Mississippi law enforcement officers wrongly seized hundreds of thousands of dollars from a man after pulling him over, the state’s appeals court ruled on Oct. 8.
While officers said a series of facts supported their belief that Chung, who was found with $225,000, was a drug money courier, none of the facts actually demonstrated that Chung was connected to drug activity and Chung provided plausible explanations for each point, judges said.
During the traffic stop on Sept. 23, 2020, officers said their suspicion was raised in part because Chung spent three days off the road in California and, one officer has testified, the goal of commercial truck drivers is “to make as much money as they possibly can” and they “want to be on the road as much as they can.” However, Chung lives in California and must be off the road for 30 hours after spending 70 hours driving.
Officers also said it was suspicious that Chung carried the money in envelopes with $5,000 each. Nick McLendon, a police chief in Mississippi, said during the trial in the case that the way the money was stored made it easy to count for quick exchanges and supported the position that Chung was a drug courier.

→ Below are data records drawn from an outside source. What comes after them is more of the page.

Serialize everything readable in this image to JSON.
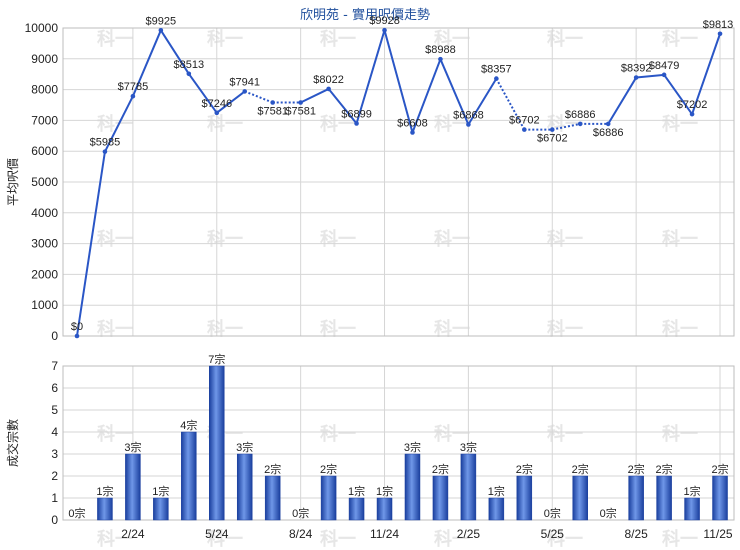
{
  "chart_data": [
    {
      "type": "line",
      "title": "欣明苑 - 實用呎價走勢",
      "ylabel": "平均呎價",
      "ylim": [
        0,
        10000
      ],
      "yticks": [
        0,
        1000,
        2000,
        3000,
        4000,
        5000,
        6000,
        7000,
        8000,
        9000,
        10000
      ],
      "x_tick_labels": [
        "2/24",
        "5/24",
        "8/24",
        "11/24",
        "2/25",
        "5/25",
        "8/25",
        "11/25"
      ],
      "series": [
        {
          "color": "#2a56c6",
          "values": [
            0,
            5985,
            7785,
            9925,
            8513,
            7246,
            7941,
            7581,
            7581,
            8022,
            6899,
            9928,
            6608,
            8988,
            6868,
            8357,
            6702,
            6702,
            6886,
            6886,
            8392,
            8479,
            7202,
            9813
          ],
          "labels": [
            "$0",
            "$5985",
            "$7785",
            "$9925",
            "$8513",
            "$7246",
            "$7941",
            "$7581",
            "$7581",
            "$8022",
            "$6899",
            "$9928",
            "$6608",
            "$8988",
            "$6868",
            "$8357",
            "$6702",
            "$6702",
            "$6886",
            "$6886",
            "$8392",
            "$8479",
            "$7202",
            "$9813"
          ],
          "interpolated": [
            false,
            false,
            false,
            false,
            false,
            false,
            false,
            true,
            false,
            false,
            false,
            false,
            false,
            false,
            false,
            false,
            true,
            false,
            true,
            false,
            false,
            false,
            false,
            false
          ]
        }
      ]
    },
    {
      "type": "bar",
      "ylabel": "成交宗數",
      "ylim": [
        0,
        7
      ],
      "yticks": [
        0,
        1,
        2,
        3,
        4,
        5,
        6,
        7
      ],
      "x_tick_labels": [
        "2/24",
        "5/24",
        "8/24",
        "11/24",
        "2/25",
        "5/25",
        "8/25",
        "11/25"
      ],
      "series": [
        {
          "color": "#2a56c6",
          "values": [
            0,
            1,
            3,
            1,
            4,
            7,
            3,
            2,
            0,
            2,
            1,
            1,
            3,
            2,
            3,
            1,
            2,
            0,
            2,
            0,
            2,
            2,
            1,
            2
          ],
          "labels": [
            "0宗",
            "1宗",
            "3宗",
            "1宗",
            "4宗",
            "7宗",
            "3宗",
            "2宗",
            "0宗",
            "2宗",
            "1宗",
            "1宗",
            "3宗",
            "2宗",
            "3宗",
            "1宗",
            "2宗",
            "0宗",
            "2宗",
            "0宗",
            "2宗",
            "2宗",
            "1宗",
            "2宗"
          ]
        }
      ]
    }
  ],
  "watermark": "科一"
}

“However, there is nothing criminal about Chung’s preferred method of saving or his desire to have immediate access to the money he earned,” Judge Latrice A. Westbrooks wrote for the majority. “Chung chose to keep his money in his possession and control. It was readily available to him because it was kept in the place where he resided: his truck. Although this method may seem unconventional, it does not make him a drug courier.”

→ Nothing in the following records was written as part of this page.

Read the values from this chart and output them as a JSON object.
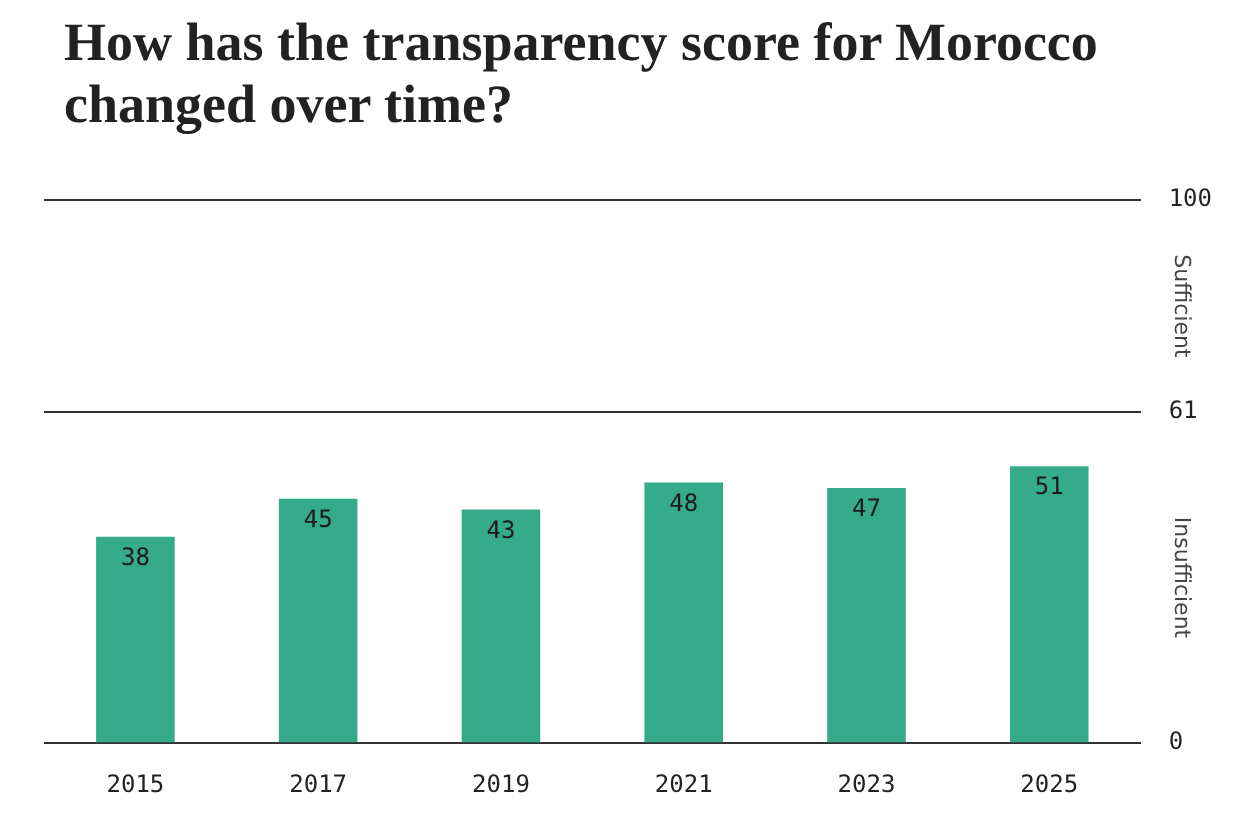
{
  "chart_data": {
    "type": "bar",
    "title": "How has the transparency score for Morocco changed over time?",
    "categories": [
      "2015",
      "2017",
      "2019",
      "2021",
      "2023",
      "2025"
    ],
    "values": [
      38,
      45,
      43,
      48,
      47,
      51
    ],
    "color": "#36ab8a",
    "ylim": [
      0,
      100
    ],
    "yticks": [
      0,
      61,
      100
    ],
    "grid": "y",
    "data_labels": true,
    "annotations": [
      "Sufficient",
      "Insufficient"
    ]
  }
}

A trial court concluded that the evidence in the case showed that Chung was in contact with a known drug trafficker, but the evidence actually only showed that he gave officers a phone number for another individual and that that number had been in touch with a trafficker being tracked by the Drug Enforcement Agency, Westbrooks said.
She noted that officers found no solid link between purported traffickers and Chung and also did not uncover evidence of drugs or weapons in Chung’s truck after he consented to a search.
“To take these remote connections and conclude that Chung is a drug courier, without more, would be pure speculation,” Westbrooks said.
That means the state improperly seized the funds under Mississippi’s forfeiture statute, which allows seizure of money if the money is used or intended to be used in violation of drug laws, the majority said.
Chief Judge Donna M. Barnes and Judges Deborah McDonald, Joel Smith, and David Neil McCarty joined Westbrooks.
The majority reversed the trial court’s judgment and ordered the money returned to Chung.
In a dissent, Judge Jack L. Wilson said that in the case, “there was sufficient circumstantial evidence for a rational trier of fact to infer and find by a preponderance of the evidence that the $225,000 cash found in a duffle bag in Chung’s commercial motor vehicle was the product of or intended for use in connection with drug trafficking.”
Wilson said that evidence included Chung having a Bank of America bank account but keeping most of his money in cash.
Judges Virginia C. Carlton, Anthony N. Lawrence III, and John H. Emfinger backed the dissent.
Lawyers for Chung and the state did not respond to requests for comment.